The Study of Religion

Religion

Religion is a social concept used to refer to a group of beliefs, practices, and institutions. Most academic studies of religion focus on the beliefs, rituals, and symbols of religious traditions, but some also investigate the effects of religious belief and practice on individual and societal well-being. The study of religion has a long history, and there are many schools of thought about how it should be approached. The study of religion has also been influenced by cultural changes, such as the European Enlightenment of the 17th and 18th centuries, which shifted intellectual understandings of religion away from earlier theological forms.

Historically, most attempts to analyze religion have been monothetic, or operating with the classical view that every instance accurately described by a given concept will share a defining property that puts it in the category. Recently, however, scholars have been experimenting with “polythetic” approaches, which abandon this classical view and treat concepts as having prototypes rather than one-size-fits-all properties.

A key assumption in these polythetic approaches is that human societies and cultures vary greatly and therefore a single, comprehensive definition of religion would be useless.

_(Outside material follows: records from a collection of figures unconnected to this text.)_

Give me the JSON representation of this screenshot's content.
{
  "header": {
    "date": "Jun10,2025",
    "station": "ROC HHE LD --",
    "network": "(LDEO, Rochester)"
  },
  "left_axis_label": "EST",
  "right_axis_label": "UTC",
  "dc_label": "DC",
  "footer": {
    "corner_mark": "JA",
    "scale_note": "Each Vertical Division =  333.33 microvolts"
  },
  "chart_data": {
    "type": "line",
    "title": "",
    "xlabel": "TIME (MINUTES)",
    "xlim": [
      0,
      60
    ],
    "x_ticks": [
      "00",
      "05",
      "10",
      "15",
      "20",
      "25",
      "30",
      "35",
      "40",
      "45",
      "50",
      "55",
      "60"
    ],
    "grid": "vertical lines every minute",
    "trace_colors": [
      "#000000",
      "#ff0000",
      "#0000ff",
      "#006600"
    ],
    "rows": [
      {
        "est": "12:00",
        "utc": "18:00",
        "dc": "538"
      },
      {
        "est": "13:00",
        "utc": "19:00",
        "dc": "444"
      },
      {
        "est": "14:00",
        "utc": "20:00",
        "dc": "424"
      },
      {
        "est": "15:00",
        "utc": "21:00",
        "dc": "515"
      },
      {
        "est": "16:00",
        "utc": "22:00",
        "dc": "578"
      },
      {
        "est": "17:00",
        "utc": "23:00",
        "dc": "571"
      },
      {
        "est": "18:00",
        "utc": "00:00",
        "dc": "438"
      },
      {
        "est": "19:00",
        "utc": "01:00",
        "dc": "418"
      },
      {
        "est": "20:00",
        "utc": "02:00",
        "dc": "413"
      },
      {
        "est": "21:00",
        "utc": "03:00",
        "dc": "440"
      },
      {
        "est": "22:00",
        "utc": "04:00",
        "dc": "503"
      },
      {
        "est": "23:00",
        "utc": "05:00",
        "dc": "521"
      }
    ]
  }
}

A more useful approach is to treat the term as a social genus that can occur in some cultures but not others. This perspective allows us to recognize the fact that there are some beliefs and practices that are commonly seen as religions in different cultures, but it also means that people can be religious without believing in disembodied spirits or cosmological orders.

Moreover, this generative perspective makes it possible to identify the social and cultural influences that shape specific manifestations of religion, thus providing an important analytical tool for comparison. This is especially true when it comes to the reworking of religious beliefs and practices in response to changing cultural conditions.

For example, the emergence of the Ghost Theory in the late 19th century attributed the origins of religion to the service and propitiation of departed relatives. This theory suggests that the first religious offerings were food, weapons and utensils that were deposited in tombs as a form of homage to great nature-deities whose occupations, needs and tastes in the next life were mistakenly assumed to be similar to those of earthly existence.

Other influential books in the reflexive turn of anthropology included Talal Asad’s Genealogies of Religion (1993), which applies Michel Foucault’s genealogical method to the field of religion. Asad argues that the concept of religion that operates in contemporary anthropology has been shaped by assumptions that are both Christian (in the sense that it takes beliefs as a universal inner state characteristic of all religions) and modern (in the sense that it treats religion as essentially distinct from politics). As a result, the term is problematical because it fails to recognize the social, political and economic forces that shape religious phenomena. To remedy this, he suggests that the concept of religion should be revised to include more than the traditional three-sided model of the true, the beautiful and the good, to add a fourth dimension: community.